We used a rigorous and explicit methodology building on previous research in this area, improving its deficiencies, and implementing an innovative solution. We also used the exhaustive approach as a standard, improving the validity of the results and, hence, the strength of our inferences. We independently screened and extracted the data in pairs and included methodologists and panel members from the original guidelines as far as possible. Finally, we laid out a structured framework (e.g., outcome definitions) that could prove useful in the future for other researchers in the field.
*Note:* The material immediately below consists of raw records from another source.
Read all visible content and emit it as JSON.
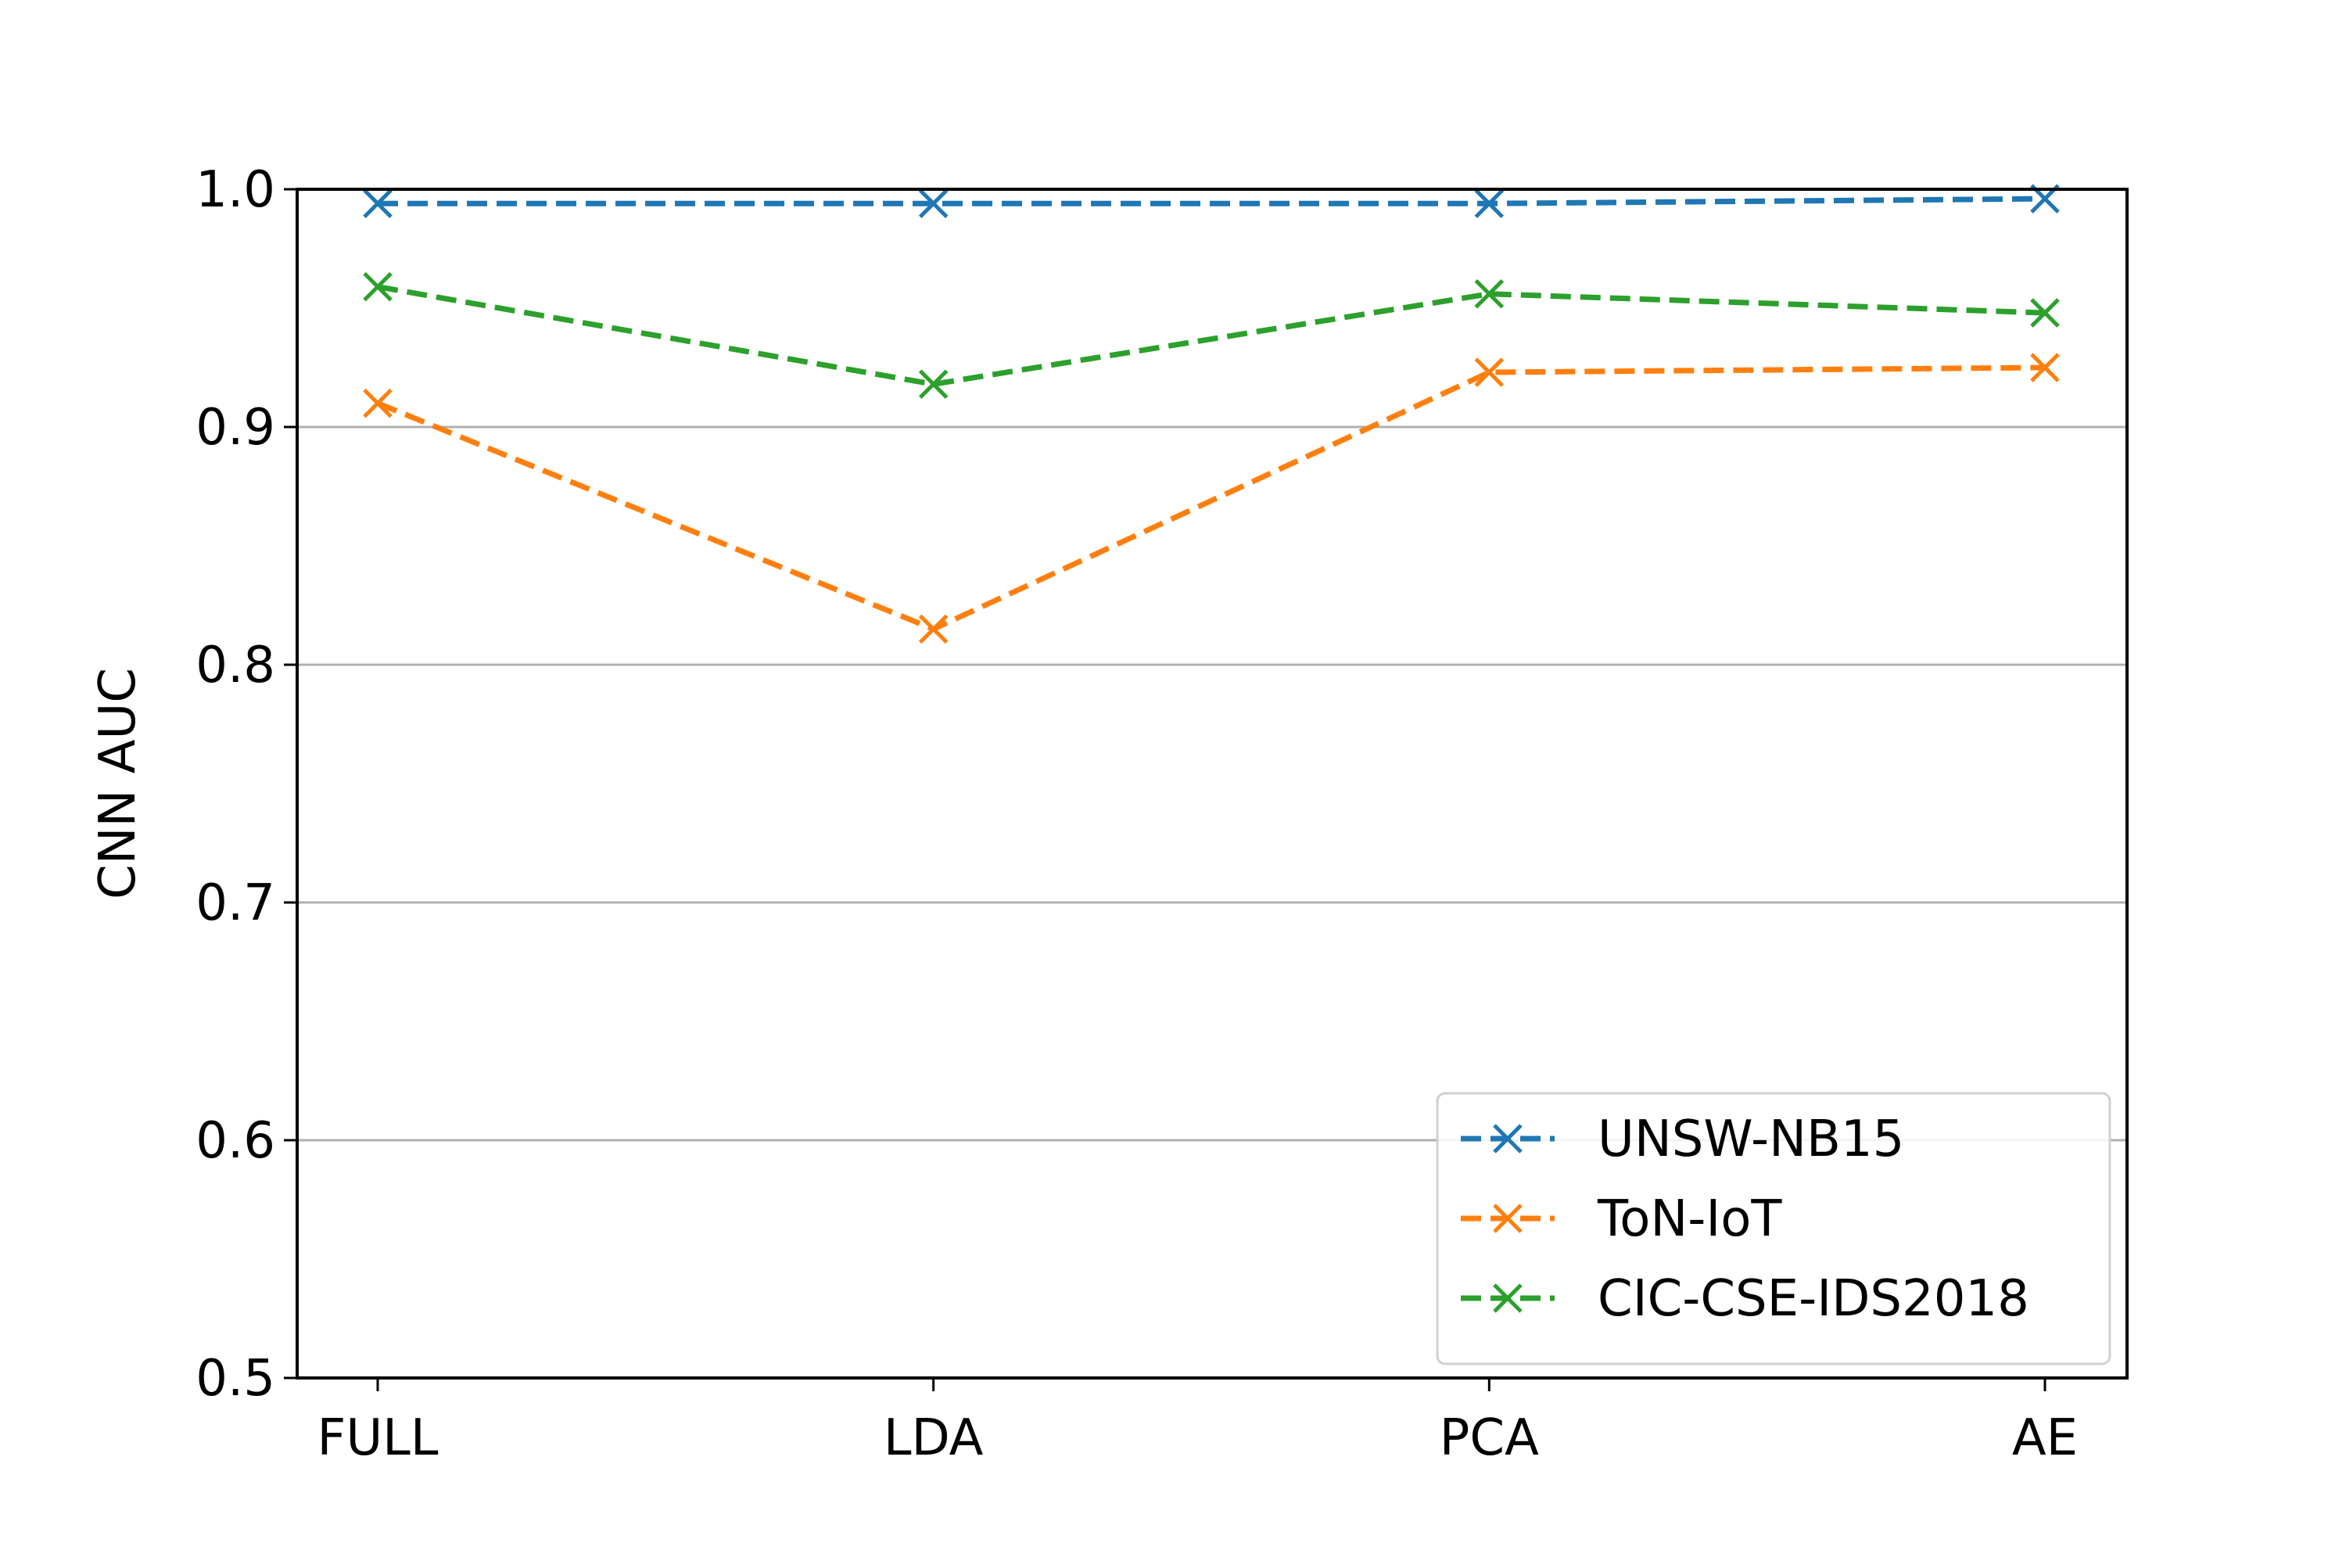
{
  "chart_data": {
    "type": "line",
    "title": "",
    "xlabel": "",
    "ylabel": "CNN AUC",
    "categories": [
      "FULL",
      "LDA",
      "PCA",
      "AE"
    ],
    "ylim": [
      0.5,
      1.0
    ],
    "yticks": [
      "0.5",
      "0.6",
      "0.7",
      "0.8",
      "0.9",
      "1.0"
    ],
    "grid": "horizontal",
    "legend_position": "lower-right",
    "line_style": "dashed",
    "marker": "x",
    "series": [
      {
        "name": "UNSW-NB15",
        "color": "#1f77b4",
        "values": [
          0.994,
          0.994,
          0.994,
          0.996
        ]
      },
      {
        "name": "ToN-IoT",
        "color": "#ff7f0e",
        "values": [
          0.91,
          0.815,
          0.923,
          0.925
        ]
      },
      {
        "name": "CIC-CSE-IDS2018",
        "color": "#2ca02c",
        "values": [
          0.959,
          0.918,
          0.956,
          0.948
        ]
      }
    ]
  }
}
Our study has some limitations. We did not assess all references retrieved by each alternative approach, so we were not able to evaluate whether other key references were identified by any of these approaches. Our sample is limited to recommendations from four guidelines topics. However, this potential limitation is mitigated because our sample covers broad areas such as cancer, cardiovascular diseases, mental health and lifestyle and behavioural issues. Additionally, we based our exhaustive search strategies on searches specifically designed during the original guidelines development. A post-hoc analysis revealed several mistakes and inconsistencies in search strategies that could have been avoided through peer review process [24]. However, the validation of the accuracy of the original search strategies was beyond the scope of our study. We are unable to estimate how this issue could affect the recall of the exhaustive search strategies, although we think that these deficiencies are minor and that they do not alter our conclusions. We included only randomised controlled trials and systematic reviews and did not incorporate observational studies, diagnostic questions or evidence about values and preferences or resource use considerations. Finally, some authors had conflicts of interest due to their involvement in the PLUS database and Clinical Queries filter development. However, they did not participate in the identification of key references.

Conclusions

Our results have important implications both for the updating of guidelines and for future research in this field. The proposed method of developing restrictive search strategies, using PubMed Clinical Queries filters in the MEDLINE database, provides a feasible and efficient method for guideline developers to identify significant new studies that are likely to trigger a recommendation update. Searching only in the PLUS database was a suboptimal approach that needs topic specific tailoring.

Our results highlight the need for additional methodological research in this field. For this future work, investigators are likely to find our framework helpful.